A self-identification question can identify nonpatient authors of OurNotes. Future steps include evaluating whether transparency improves care quality, especially when care partners are involved.
患者、家属和临床医生越来越多地通过患者门户网站进行沟通。由于可能存在多位作者,临床医生需要知道与他们沟通的是谁。OurNotes是一个基于门户网站的就诊前议程设置问卷。本研究对OurNotes进行了调整,增加了一个自我识别问题,以帮助临床医生解读非患者撰写的信息。
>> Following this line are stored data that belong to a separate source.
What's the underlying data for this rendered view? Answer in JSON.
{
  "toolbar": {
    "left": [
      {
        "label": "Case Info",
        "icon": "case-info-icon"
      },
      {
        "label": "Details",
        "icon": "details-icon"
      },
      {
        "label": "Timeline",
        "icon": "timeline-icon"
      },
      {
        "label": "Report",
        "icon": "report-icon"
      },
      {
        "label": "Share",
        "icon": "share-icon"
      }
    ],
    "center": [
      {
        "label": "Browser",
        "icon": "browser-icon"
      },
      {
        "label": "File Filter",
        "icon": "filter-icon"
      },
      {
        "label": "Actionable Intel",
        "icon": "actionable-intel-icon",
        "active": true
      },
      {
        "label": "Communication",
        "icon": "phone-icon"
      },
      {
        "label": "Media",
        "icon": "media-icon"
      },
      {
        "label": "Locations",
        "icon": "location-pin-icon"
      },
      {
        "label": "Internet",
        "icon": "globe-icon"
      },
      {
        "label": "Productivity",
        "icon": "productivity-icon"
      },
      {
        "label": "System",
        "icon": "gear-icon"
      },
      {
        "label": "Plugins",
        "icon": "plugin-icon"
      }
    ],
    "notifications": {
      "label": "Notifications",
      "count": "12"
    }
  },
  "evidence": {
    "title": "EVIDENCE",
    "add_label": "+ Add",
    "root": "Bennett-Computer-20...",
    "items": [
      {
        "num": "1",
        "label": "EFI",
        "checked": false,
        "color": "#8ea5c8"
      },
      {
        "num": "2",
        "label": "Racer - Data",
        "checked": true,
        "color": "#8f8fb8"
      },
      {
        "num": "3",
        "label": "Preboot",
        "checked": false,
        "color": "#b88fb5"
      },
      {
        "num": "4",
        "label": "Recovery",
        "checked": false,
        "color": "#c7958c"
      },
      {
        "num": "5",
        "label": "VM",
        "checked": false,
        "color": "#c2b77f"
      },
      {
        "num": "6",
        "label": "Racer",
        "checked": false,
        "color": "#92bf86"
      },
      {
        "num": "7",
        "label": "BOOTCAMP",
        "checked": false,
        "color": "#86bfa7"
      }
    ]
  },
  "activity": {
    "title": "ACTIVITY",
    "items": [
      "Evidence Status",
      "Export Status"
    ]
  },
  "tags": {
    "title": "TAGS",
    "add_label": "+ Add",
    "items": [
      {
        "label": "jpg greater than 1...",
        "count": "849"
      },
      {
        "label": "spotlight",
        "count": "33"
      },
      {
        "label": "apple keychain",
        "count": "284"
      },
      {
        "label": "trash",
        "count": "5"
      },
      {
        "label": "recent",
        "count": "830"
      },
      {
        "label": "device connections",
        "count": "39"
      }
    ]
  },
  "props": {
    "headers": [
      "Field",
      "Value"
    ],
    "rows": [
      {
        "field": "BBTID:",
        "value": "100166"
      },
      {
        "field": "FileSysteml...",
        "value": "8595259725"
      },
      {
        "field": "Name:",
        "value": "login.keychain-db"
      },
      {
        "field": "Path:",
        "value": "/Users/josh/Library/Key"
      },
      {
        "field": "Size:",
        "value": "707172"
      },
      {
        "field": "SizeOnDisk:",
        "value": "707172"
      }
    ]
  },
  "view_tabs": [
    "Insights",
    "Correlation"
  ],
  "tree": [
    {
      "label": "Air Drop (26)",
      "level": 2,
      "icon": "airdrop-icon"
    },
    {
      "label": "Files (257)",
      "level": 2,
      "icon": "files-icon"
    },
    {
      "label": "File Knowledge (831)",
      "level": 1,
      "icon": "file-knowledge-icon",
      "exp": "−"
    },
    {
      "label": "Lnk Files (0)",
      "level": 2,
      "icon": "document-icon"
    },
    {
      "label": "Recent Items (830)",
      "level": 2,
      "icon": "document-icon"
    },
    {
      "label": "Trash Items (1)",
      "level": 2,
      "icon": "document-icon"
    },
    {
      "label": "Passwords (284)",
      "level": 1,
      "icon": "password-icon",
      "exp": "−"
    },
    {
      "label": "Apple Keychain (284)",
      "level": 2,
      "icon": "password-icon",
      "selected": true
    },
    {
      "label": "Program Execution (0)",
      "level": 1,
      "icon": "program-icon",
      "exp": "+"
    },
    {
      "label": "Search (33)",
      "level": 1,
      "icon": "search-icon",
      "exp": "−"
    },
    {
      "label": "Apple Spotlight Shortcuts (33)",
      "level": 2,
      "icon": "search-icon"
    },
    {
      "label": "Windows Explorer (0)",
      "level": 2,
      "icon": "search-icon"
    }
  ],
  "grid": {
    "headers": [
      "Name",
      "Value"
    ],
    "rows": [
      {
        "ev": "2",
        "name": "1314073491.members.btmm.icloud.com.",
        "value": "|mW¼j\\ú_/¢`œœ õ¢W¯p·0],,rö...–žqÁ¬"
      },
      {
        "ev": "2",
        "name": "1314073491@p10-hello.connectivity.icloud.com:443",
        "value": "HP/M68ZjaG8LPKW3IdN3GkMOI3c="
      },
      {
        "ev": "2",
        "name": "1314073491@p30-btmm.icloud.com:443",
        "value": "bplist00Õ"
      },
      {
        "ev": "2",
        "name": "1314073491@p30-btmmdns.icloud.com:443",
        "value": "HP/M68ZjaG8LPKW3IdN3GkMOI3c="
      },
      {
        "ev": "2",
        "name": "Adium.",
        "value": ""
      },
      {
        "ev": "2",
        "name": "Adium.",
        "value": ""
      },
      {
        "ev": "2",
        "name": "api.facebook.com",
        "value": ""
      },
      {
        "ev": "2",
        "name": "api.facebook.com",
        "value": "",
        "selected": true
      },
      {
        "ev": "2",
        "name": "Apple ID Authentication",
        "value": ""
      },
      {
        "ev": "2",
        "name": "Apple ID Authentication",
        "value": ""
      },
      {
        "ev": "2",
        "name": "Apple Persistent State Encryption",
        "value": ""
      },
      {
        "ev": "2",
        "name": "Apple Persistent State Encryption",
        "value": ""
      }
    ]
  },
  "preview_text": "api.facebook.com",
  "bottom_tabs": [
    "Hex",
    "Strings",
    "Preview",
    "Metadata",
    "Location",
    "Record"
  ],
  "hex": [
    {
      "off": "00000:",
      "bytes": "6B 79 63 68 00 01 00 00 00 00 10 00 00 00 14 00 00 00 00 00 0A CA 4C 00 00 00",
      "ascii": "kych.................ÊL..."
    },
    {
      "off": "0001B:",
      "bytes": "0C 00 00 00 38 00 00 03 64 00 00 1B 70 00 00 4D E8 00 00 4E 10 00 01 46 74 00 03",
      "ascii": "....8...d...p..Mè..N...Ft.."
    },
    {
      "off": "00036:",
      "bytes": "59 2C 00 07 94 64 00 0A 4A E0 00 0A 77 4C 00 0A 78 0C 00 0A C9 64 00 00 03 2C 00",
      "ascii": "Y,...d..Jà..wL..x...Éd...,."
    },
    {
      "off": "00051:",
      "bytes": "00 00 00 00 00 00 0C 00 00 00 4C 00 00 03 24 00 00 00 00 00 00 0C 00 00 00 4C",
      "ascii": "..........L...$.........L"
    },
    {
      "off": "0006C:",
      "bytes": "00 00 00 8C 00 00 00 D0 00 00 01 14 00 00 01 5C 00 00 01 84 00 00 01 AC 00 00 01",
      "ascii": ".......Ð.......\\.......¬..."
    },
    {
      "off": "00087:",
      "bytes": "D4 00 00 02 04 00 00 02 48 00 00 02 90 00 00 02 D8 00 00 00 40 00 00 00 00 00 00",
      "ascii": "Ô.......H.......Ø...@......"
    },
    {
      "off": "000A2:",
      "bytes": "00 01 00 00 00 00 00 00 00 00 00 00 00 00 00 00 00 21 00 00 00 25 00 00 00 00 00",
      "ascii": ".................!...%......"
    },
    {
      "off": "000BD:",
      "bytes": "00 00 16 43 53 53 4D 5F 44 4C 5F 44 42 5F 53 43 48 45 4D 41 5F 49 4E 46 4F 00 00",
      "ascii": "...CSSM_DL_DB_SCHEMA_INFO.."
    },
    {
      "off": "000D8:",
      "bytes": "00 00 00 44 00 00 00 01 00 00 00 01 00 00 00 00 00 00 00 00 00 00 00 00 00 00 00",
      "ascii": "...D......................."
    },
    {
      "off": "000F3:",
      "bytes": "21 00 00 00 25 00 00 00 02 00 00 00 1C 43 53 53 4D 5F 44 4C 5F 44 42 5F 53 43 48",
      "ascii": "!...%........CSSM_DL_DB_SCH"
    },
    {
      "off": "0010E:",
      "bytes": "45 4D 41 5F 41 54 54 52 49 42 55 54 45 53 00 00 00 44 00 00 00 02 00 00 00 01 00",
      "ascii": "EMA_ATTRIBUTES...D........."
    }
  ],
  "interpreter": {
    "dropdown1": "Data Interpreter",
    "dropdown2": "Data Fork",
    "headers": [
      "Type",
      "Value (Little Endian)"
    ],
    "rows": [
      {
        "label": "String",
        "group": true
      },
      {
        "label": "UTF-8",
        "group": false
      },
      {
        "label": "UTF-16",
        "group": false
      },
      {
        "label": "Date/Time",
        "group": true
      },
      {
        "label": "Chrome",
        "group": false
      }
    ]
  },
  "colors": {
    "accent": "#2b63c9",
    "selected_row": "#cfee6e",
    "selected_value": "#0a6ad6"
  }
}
描述调整后的OurNotes的使用情况和临床医生的反馈,为更广泛的实施提供参考。
在老年医学实践中对调整后的OurNotes进行评估。
拥有门户网站账户并前来就诊的老年人;采访了8名临床医生。
对OurNotes进行调整,以明确作者是患者、寻求帮助的患者还是非患者。
对OurNotes的完成情况、患者特征和按作者类型划分的就诊主题进行横断面图表审查。临床医生访谈探讨了使用OurNotes的经验。
在503次就诊中,134份(26%)OurNotes问卷被完成。大多数受访者(n = 92;69%)表明自己是患者,18人(14%)表明是寻求帮助的患者,24人(17%)表明是患者以外的其他人。平均而言,自己填写OurNotes的患者(80.9岁)比接受协助的患者(85.8岁)或由他人填写OurNotes的患者(87.8岁)更年轻(p < 0.001)。自我填写OurNotes的患者中20%被诊断为认知障碍,而他人填写OurNotes的患者中这一比例为79%(p < 0.001)。患者和非患者填写OurNotes时涉及的主题有所不同。非患者更常提及症状(患者提及率为52%,非患者为83%,p = 0.004)、社区资源(6%对42%,p < 0.001)、痴呆症(5%对21%,p = 0.009)和护理伙伴关心的问题(1%对12%,p = 0.002)。临床医生重视自我识别问题,认为它提高了信息提供者的透明度。
自我识别问题可以识别OurNotes的非患者作者。未来的步骤包括评估透明度是否能提高护理质量,尤其是在有护理伙伴参与的情况下。